Matt Lauer listens as Democratic presidential nominee Hillary Clinton answers a question aboard the aircraft carrier USS Intrepid on September 7, 2016.
Let’s talk about the misogyny in the traveling carnival that is the presidential race, shall we? I don’t mean the obvious strain of the disease, the DTs. Donald Trump sickness is a well-known contagion by now, a virus that attacks the especially vulnerable: aging, white men who never went to college. Their withdrawal from the elixir of power granted by the accident of birth has been painful to watch, and perhaps we should not be surprised when they raise their voices in a barking chorus to the good old days of Jim Crow and sodomy laws and no abortion rights, back when America was great, remember? A caterwauling, red-faced, orange-haired, psychopathic buffoon presides over a sea of followers trembling with deprivation, and in their delirium they hallucinate unclean spirits wielding the glittering knives of castration: Mexicans and blacks and Muslims and menstruating women.
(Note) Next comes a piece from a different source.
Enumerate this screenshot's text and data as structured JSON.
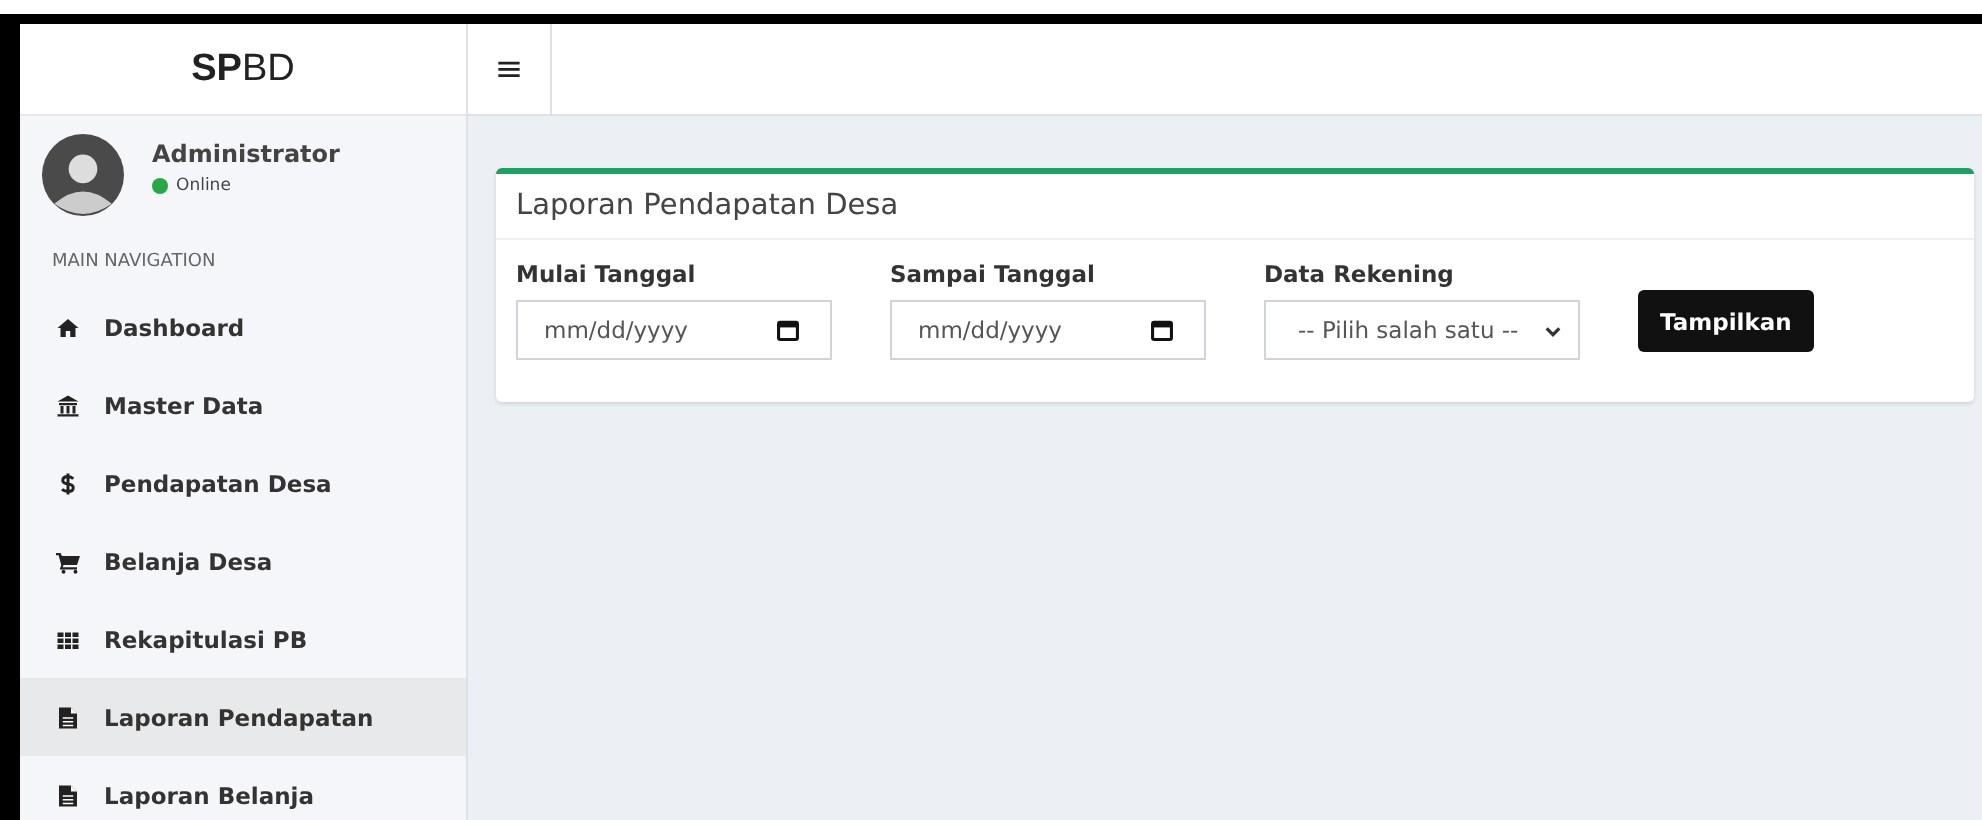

No, Donald Trump’s overt hatred of women—his reference to breastfeeding as “disgusting,” to various women as “fat pigs,” as 9s or 10s, as “dogs,” his suggestion that sexual assault in the military should be expected if men and women serve together, his routine humiliations of young women in beauty pageants, his references to Hillary Clinton as “a nasty, mean enabler” in her marriage, as a bigot, liar, and cheat—has been well documented.
No, I am interested in the far more subtle variation of the misogyny illness, the one that lurks behind phrases such as “even-handed” and “fair-minded,” that low-grade fever that caused Matt Lauer to continually interrupt Hillary Clinton’s sharp, specific answers to his questions in the Commander in Chief Forum on NBC (thank god Clinton stood up and ignored him), and which also prompted him to allow Donald Trump to ramble on in incoherent sentence fragments about secret plans for defeating ISIS in thirty days, as if such nonsense were serious political discourse. Would our “fair-minded” journalist have treated a male candidate the way he treated Hillary Clinton? I ask you to search your souls, men and women alike. My answer is no.
I can hear the yowls of opposition. As with racism, it is easy to blame sexism on something—anything—else. She’s so unpopular. People don’t trust her. What about the emails? Whatever errors were made, they seem to be more about appearance than reality. (See Fred Kaplan’s explanation in Slate, “The Hillary Clinton Email Scandal Was Totally Overblown.”) It has further been forgotten by the press that Clinton was a well-liked Secretary of State, that she had a high “popularity rating.” But a woman appointed to a cabinet position is different from a woman whose very presence on the campaign trail screams ambition. The woman has a quality alarming to many: Hillary Clinton believes she can be President of the United States. That in itself is an emasculating proposition. Men don’t like to take orders from women. Perhaps you have noticed this. Many women don’t like to take orders from women either. What appears attractive and natural in a man—an aggressive defense of his principles, issuing decrees, rulings, proclamations, even firing people from their jobs on TV—is perceived as unseemly, loud, uppity, grating, unnatural and even ugly in a woman.
It fascinates me that although few Democrats would deny that deep-seated prejudices against women exist in our culture, the sexism that has dogged Hillary Clinton her entire career, the absurd scrutiny of her hair and clothing and cleavage, has not elicited the outrage one might expect in the popular media, despite the fact that feminist sites on the Internet have kept a scrupulous record of the ongoing petty assaults on Secretary Clinton. Matt Lauer has done the country a service, and I thank him for it. Interrupting women, treating them with condescension and disdain are symptoms of the low-grade infection caused by the virus that has afflicted millions of people in the United States, and not only in red states. Watching it play out on national television caused countless women and men to express justifiable fury. There is no pill for the virus. What is required of every one of us is self-examination and a high degree of reflective consciousness about who we are as citizens of the United States and who we want to be in the future.